Coming out for Cactus League? Visit the ‘Play Ball’ exhibit

Growing up in St. Louis, I couldn’t help but fall in love with baseball. The storied tradition of the Cardinals pulled me in, and it was an easy step from there to get wrapped up in baseball’s century-long tradition, its obsession with statistics and its fabled rivalries. (Ours, of course, was with the Cubs.)

When I moved to Arizona, I found that people supported the Diamondbacks well enough. For many, however, their love of baseball is rooted in the Cactus League, Arizona’s spring training session that draws 15 major league teams to the state each year.

The Cactus League traces its roots to 1946, when baseball wild man Bill Veeck brought his Cleveland Indians to Tucson. Some stories say he wanted to come here because he had signed the American League’s first black player, Larry Doby, and Veeck thought the racial climate in Arizona would be better than Florida’s. Others say he favored Arizona because he had a home here and didn’t want to spend his springs in Florida. Regardless, he talked the New York Giants into setting up camp in Phoenix and laid the foundation for the Cactus League.

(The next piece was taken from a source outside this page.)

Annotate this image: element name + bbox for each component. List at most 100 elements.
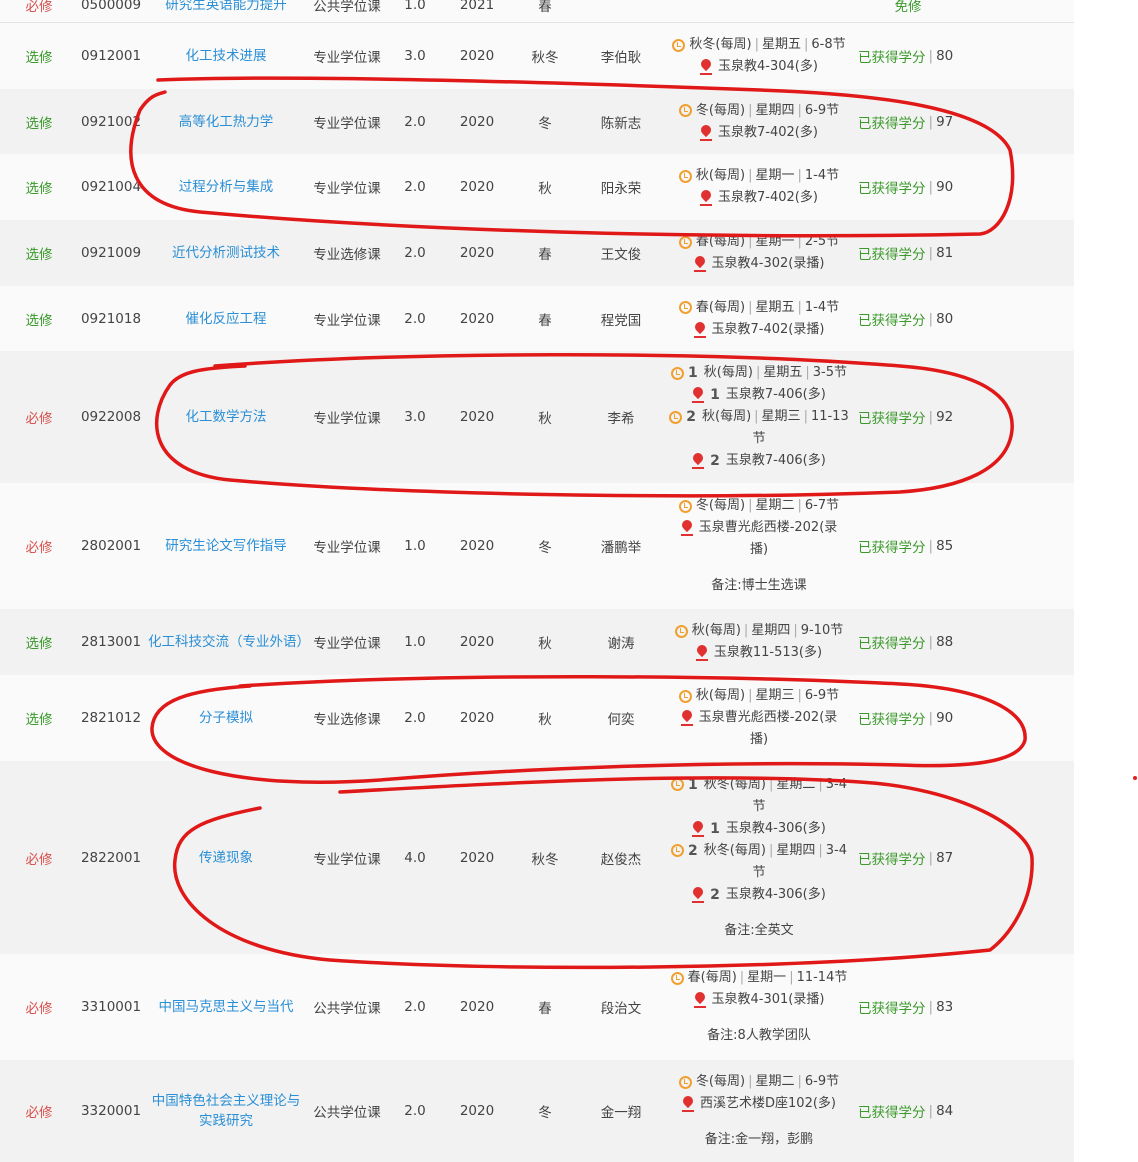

Today, the league is big business. Driving around town, you can feel the swelling of the population during spring training. Traffic is a little slower, lines are a little longer. It’s estimated that last year, the Cactus League had an impact of $348 million on the state economy.

If you’re coming this year, I encourage you to take in Play Ball – The Cactus League Experience, an exhibit celebrating the history of the Cactus League. You’ll learn about some of the major players who spent time in the Cactus League (Willie Mays, Ted Williams and Reggie Jackson, to name a few). You’ll see how media guides have evolved from friendly little pamphlets to major productions. You’ll get a look at some of the early fields. And you’ll gain an appreciation for how today’s newer stadiums have become little jewels in their own right.

Pieces of the exhibit are on display throughout the valley, but the largest portion by far has taken up residence at the Arizona Historical Society Museum at Papago Park, 1300 N. College Ave. in Tempe. The cost is reasonable – adults, $5; ages 60+, $4; ages 12-18, $4; and ages  11 and younger, free. The museum is closed on Mondays. Hours are 10 a.m. to 4 p.m. Tuesday through Saturday, and noon to 4 p.m. on Sunday. (The video above talks about the Arizona Museum for Youth, but rest assured that the lion’s share of the exhibit is at the Arizona Historical Society Museum.)